Bursitis
Inflammation of a small fluid-filled sac (bursa) that cushions movement between bone, tendon, and skin — often responds quickly to rest and NSAIDs.
What a bursa is
A bursa is a tiny pocket of synovial fluid (the same slippery substance that lubricates joints) located at friction points in the body. Its job is to reduce rubbing and pressure when a tendon or muscle slides past bone. Think of it as nature’s shock absorber, strategically placed wherever two moving structures come into close contact.
The body has dozens of bursae. Most you’ll never hear about because they quietly do their job for life. But when one becomes irritated and swells with excess fluid, it becomes painful. That’s bursitis.
Where bursitis happens
- Trochanteric bursa (hip). On the outside of the hip, over the bony prominence (trochanter). A common site in runners and people who sleep on their side. Causes pain on the outside of the hip, especially going up stairs or lying on that side.
- Subacromial bursa (shoulder). Under the acromion bone at the top of the shoulder. Irritated when the rotator cuff is pinched or strained. Causes pain with overhead activities and at night.
- Olecranon bursa (elbow). Over the pointy back of the elbow. Can swell noticeably and become visible as a fluid-filled bump. Often from repeated leaning on the elbow.
- Prepatellar and infrapatellar bursae (knee). At the front of the knee, above and below the kneecap. The prepatellar bursa is what kneels on the ground; prolonged kneeling irritates it (sometimes called “housemaid’s knee”).
- Retrocalcaneal bursa (heel). Behind the Achilles tendon insertion. Irritated by tight calf muscles or stiff shoes pressing on the back of the heel.
How bursitis develops
Bursitis usually starts with repetitive pressure or friction on that spot. A runner logging more miles than usual stresses the hip; the subacromial bursa under the shoulder compresses in someone doing overhead reaching; a worker kneeling on a hard floor irritates the prepatellar bursa. The bursa responds to irritation by producing more fluid, swelling, and becoming more inflamed.
Sometimes an infection causes bursitis, but most orthopedic bursitis is non-infectious — it’s a mechanical problem. The bursa is being pinched, compressed, or overworked, and it’s swelling as an inflammatory response.

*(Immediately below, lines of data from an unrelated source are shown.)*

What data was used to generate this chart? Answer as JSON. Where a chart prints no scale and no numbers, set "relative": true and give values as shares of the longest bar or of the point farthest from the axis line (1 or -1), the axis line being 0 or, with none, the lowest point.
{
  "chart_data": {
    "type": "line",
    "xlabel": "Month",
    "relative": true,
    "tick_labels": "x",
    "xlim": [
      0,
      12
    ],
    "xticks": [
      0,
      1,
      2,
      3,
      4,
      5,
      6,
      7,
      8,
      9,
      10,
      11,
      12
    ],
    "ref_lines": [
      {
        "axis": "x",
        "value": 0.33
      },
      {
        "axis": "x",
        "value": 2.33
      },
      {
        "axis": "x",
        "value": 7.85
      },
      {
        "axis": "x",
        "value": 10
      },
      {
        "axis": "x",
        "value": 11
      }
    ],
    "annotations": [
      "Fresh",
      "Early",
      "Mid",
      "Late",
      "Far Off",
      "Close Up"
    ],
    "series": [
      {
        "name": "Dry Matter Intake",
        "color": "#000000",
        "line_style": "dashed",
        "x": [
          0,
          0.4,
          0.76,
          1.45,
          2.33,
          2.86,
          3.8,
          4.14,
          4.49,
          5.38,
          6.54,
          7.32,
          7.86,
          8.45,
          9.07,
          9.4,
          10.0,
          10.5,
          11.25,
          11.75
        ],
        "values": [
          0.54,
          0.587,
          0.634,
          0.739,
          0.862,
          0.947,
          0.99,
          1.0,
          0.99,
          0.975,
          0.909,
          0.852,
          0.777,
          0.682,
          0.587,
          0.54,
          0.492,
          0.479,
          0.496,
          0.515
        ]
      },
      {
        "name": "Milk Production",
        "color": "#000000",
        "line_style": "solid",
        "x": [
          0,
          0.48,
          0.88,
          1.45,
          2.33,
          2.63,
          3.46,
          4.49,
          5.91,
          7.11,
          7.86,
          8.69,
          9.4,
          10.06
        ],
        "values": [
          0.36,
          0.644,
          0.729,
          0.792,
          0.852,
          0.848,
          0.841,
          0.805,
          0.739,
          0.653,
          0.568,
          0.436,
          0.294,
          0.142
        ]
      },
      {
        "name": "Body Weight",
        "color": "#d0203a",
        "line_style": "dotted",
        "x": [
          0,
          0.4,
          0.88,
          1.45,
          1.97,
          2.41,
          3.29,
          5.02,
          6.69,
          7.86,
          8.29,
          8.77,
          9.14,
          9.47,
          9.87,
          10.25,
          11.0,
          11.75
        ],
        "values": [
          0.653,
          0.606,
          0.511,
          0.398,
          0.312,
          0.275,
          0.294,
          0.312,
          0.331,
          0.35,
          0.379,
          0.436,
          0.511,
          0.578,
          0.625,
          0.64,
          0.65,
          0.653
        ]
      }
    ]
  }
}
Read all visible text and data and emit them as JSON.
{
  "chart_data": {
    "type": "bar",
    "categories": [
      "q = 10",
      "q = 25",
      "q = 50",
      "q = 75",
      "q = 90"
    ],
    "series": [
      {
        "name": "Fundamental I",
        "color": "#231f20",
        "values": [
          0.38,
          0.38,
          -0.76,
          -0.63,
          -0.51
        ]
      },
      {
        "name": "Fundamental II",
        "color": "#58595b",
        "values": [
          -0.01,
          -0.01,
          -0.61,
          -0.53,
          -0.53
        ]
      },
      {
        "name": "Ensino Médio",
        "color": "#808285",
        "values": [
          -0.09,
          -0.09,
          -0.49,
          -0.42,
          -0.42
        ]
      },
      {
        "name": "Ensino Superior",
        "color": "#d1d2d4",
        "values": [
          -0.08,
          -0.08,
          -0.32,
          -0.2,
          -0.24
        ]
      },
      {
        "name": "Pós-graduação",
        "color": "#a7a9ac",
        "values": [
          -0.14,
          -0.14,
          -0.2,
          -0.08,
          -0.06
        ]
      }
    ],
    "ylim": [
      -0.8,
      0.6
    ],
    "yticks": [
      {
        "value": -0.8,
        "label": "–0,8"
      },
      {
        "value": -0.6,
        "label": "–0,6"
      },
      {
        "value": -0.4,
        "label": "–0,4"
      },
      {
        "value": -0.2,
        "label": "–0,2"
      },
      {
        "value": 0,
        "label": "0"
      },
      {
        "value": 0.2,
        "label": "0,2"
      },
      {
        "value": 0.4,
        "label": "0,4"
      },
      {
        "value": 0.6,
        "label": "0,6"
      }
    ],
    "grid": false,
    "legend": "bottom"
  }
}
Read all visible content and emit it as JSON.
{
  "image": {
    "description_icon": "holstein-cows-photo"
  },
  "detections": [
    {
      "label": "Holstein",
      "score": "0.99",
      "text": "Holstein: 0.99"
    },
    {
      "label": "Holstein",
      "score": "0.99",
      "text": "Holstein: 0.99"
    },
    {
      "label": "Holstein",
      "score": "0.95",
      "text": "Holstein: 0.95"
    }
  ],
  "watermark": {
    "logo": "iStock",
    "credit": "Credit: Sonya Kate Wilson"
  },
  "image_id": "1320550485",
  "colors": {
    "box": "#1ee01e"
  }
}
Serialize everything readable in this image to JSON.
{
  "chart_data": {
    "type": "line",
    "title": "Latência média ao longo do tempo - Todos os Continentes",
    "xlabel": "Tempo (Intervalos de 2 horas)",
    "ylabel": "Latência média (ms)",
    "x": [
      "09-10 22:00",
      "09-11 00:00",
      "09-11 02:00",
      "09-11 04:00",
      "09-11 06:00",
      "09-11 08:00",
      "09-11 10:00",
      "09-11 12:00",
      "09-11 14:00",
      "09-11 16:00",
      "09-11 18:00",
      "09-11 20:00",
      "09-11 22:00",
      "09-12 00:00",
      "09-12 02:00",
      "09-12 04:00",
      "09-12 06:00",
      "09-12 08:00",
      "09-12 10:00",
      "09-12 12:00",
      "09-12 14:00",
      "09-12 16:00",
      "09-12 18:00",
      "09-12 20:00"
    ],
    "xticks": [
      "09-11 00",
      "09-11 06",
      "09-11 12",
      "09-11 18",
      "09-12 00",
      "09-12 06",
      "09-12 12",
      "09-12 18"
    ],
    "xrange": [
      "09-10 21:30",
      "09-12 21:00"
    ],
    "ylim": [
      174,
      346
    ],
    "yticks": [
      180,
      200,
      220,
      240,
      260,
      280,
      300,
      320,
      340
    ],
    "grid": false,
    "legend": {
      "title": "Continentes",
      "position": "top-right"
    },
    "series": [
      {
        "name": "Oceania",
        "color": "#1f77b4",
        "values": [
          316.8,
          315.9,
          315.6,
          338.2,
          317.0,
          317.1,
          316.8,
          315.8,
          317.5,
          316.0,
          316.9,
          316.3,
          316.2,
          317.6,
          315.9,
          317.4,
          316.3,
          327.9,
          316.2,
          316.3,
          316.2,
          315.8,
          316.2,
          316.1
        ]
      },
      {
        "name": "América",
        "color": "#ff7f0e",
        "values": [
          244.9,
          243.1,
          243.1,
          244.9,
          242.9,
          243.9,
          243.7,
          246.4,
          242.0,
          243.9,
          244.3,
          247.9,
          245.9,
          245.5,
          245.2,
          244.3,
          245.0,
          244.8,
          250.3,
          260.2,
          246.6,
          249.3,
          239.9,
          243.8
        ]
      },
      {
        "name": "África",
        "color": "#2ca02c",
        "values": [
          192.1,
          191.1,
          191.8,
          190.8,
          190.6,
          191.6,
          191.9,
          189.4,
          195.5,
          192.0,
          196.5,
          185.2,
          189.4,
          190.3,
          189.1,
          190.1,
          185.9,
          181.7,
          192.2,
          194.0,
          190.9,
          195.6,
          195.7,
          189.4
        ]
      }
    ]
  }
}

Unlike a joint, a bursa doesn’t move. Once it’s inflamed, it stays inflamed until you address the cause.
Why it responds well to treatment
Bursitis is one of the more treatable orthopedic problems. Because the bursa is a purely inflammatory condition (not a structural failure like a tendon tear), NSAIDs and corticosteroid injections work well. Rest removes the irritating pressure. Activity modification (changing the movement or position that caused it) prevents recurrence.
If the irritation was mild, a week of NSAIDs and rest may be enough. If the bursa is notably swollen or painful, a corticosteroid injection placed directly into the bursa can dramatically improve symptoms in days.
Treatment approach
- Rest and activity modification. Stop the activity causing repetitive irritation. This is the foundation. If kneeling caused it, kneel less or use a cushion. If running caused hip bursitis, reduce miles temporarily.
- Ice and elevation. For the first 48 hours, ice reduces swelling and pain.
- NSAIDs. Ibuprofen or naproxen taken for a few days to a week calms the inflammatory response.
- Corticosteroid injection. If symptoms don’t improve within a week or two, or if the swelling is large, an injection can be curative. Ultrasound guidance ensures the needle reaches the exact bursa.
- Physical therapy. If the bursitis was triggered by muscle tightness or weakness (tight hip flexors causing hip bursitis, weak rotator cuff causing shoulder bursitis), therapy addresses the root cause so it doesn’t recur.
Recovery timeline
Non-infected bursitis often resolves within 2–4 weeks of rest and NSAIDs. If an injection is given, improvement is faster — often days. The key is removing the irritant and not returning to the same pattern that caused it. A runner can usually return to running once pain-free, but may need to build miles gradually or address the biomechanical issue that triggered the bursa to inflame in the first place.